Resin Transfer Molding (RTM) is an important process for manufacturing polymer composite parts. The RTM process involves injections of liquid resin into a closed mold containing fiber preform and subsequent curing.; Consistent mold filling is essential for producing defect-free RTM parts. However, this is often difficult to achieve due to variations in preform permeability, race tracking, and varying resin viscosity. These variations cause uncertainties that significantly affect the filling patterns and the Last Point to Fill (LPF) locations. One of the most serious defects is dry spot. Dry spot is a region that is not wetted by the resin in the final part. A common practice to eliminate the dry spot is to predict the LPF location and place an exit vent at that location.
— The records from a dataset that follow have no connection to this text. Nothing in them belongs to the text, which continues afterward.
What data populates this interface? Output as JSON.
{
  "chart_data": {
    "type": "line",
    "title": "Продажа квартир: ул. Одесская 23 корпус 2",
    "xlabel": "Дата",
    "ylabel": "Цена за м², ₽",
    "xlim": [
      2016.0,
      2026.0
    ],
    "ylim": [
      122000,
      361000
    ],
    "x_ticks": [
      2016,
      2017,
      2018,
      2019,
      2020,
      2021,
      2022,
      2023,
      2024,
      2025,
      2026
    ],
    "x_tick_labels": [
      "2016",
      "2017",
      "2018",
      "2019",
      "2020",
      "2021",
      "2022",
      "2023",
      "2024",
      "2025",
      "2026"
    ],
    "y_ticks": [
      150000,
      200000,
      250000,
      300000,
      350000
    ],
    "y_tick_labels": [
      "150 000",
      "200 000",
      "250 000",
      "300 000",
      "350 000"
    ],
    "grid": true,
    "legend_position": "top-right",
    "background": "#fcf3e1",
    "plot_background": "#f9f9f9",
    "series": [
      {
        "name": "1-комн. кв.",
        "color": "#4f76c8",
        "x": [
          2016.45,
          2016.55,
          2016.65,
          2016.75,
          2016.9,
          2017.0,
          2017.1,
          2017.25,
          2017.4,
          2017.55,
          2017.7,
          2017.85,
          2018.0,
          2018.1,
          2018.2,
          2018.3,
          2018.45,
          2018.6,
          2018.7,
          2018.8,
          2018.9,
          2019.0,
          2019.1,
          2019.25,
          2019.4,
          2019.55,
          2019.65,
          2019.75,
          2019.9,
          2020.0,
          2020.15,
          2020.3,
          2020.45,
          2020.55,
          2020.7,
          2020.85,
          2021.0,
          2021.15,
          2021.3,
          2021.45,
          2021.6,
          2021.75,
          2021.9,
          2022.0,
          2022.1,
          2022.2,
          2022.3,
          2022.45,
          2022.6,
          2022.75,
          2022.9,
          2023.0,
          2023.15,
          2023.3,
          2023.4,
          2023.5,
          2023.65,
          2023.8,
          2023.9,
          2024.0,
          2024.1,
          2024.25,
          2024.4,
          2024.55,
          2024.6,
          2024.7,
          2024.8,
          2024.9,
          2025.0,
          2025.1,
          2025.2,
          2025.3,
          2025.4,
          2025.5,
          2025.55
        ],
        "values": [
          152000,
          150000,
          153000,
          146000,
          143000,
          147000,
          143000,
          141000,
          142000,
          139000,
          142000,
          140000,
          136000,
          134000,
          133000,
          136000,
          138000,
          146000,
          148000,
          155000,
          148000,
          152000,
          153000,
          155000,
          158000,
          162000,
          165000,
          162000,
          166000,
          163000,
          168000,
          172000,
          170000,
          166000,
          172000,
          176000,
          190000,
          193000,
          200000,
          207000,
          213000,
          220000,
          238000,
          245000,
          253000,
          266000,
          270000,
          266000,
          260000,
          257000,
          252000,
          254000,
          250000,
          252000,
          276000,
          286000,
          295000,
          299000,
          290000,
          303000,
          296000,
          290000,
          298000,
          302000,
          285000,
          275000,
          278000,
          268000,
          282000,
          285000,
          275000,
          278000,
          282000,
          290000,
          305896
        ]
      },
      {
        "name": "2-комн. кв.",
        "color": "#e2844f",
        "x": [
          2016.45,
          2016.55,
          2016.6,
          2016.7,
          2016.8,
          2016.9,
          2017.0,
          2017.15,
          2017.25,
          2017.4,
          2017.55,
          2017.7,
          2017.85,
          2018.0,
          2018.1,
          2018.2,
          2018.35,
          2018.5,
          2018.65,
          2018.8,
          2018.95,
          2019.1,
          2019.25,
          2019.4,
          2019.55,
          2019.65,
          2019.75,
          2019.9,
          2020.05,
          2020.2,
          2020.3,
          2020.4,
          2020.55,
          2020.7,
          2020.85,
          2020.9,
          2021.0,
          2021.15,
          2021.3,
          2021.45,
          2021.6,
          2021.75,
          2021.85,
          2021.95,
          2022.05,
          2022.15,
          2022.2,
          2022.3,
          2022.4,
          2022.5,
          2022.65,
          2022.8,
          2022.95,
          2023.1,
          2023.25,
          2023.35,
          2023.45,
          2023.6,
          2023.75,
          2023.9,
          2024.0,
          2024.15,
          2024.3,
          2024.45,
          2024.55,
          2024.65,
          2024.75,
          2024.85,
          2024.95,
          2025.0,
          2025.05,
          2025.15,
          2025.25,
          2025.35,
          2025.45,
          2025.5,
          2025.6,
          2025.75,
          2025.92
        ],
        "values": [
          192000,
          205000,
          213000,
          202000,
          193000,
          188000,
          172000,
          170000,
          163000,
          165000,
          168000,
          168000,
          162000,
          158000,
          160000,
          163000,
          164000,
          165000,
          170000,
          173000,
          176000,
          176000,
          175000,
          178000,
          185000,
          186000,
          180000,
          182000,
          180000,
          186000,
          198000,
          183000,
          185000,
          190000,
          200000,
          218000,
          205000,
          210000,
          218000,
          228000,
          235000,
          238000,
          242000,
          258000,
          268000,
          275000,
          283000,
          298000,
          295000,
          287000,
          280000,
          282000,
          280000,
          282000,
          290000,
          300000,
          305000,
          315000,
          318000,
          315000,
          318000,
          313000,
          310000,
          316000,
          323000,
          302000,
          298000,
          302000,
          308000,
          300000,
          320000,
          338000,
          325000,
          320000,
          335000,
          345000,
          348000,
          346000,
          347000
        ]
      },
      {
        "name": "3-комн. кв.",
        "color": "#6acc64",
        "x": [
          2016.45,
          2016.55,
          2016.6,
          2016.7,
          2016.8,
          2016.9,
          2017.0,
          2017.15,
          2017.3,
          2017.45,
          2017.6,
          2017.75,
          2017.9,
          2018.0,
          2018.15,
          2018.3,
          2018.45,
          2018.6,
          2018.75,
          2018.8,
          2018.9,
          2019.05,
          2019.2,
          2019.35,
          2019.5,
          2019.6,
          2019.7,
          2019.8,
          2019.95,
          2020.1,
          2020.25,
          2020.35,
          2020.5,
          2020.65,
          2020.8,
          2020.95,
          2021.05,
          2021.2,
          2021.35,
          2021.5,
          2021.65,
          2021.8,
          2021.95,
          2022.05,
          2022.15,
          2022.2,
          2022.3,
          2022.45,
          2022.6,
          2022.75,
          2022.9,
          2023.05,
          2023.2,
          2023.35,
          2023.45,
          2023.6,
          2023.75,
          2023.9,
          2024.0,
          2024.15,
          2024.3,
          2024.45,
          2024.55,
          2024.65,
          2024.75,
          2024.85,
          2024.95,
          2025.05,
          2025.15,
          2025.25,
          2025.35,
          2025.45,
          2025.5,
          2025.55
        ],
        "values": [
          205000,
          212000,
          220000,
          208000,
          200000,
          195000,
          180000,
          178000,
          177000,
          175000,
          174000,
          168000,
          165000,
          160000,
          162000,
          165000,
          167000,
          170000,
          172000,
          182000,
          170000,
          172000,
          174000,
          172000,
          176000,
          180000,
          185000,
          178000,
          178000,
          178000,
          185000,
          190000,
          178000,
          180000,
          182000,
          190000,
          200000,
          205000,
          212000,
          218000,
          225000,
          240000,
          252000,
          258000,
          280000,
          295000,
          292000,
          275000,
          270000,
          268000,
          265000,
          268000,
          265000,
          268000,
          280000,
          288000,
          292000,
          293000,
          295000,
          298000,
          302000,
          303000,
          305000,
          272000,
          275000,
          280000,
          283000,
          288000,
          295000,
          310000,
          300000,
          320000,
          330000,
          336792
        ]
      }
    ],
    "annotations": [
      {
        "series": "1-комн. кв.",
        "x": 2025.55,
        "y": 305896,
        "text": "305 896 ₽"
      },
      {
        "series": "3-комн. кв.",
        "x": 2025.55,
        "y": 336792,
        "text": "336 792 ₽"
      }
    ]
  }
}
However, due to the aforementioned uncertainties, the LPF may not coincide with the preset exit vent and a dry spot may form.; The objective of this research is to develop adaptive control strategies for RTM by using numerical modeling to account for the aforementioned process uncertainties. A system model that describes the RTM filling process is developed. The system model is characterized by its non-linear time-varying parameters. Adaptive control techniques are applied to regulate the RTM filling pattern. Both direct and indirect adaptive controls are devised.; The performances of the controllers are evaluated in a tube mold and a thin-shell rectangular mold. For the tube mold, the emphasis is on non-isothermal filling control. The objective is to control the filling pattern to follow a predesigned pattern. Disturbances from the permeability variation and temperature are introduced. For the rectangular mold, the controllability of the LPF locations is evaluated under isothermal filling conditions. Effects of preform permeability and race tracking are considered. A wide range of permeability distributions and race-tracking factors is used in the example cases. Two different desired filling patterns are designed. Both direct and indirect adaptive control methodologies are used to regulate the LPF location so that it coincides with the preset exit vent location for various example cases. The results obtained show good performance during adaptive control.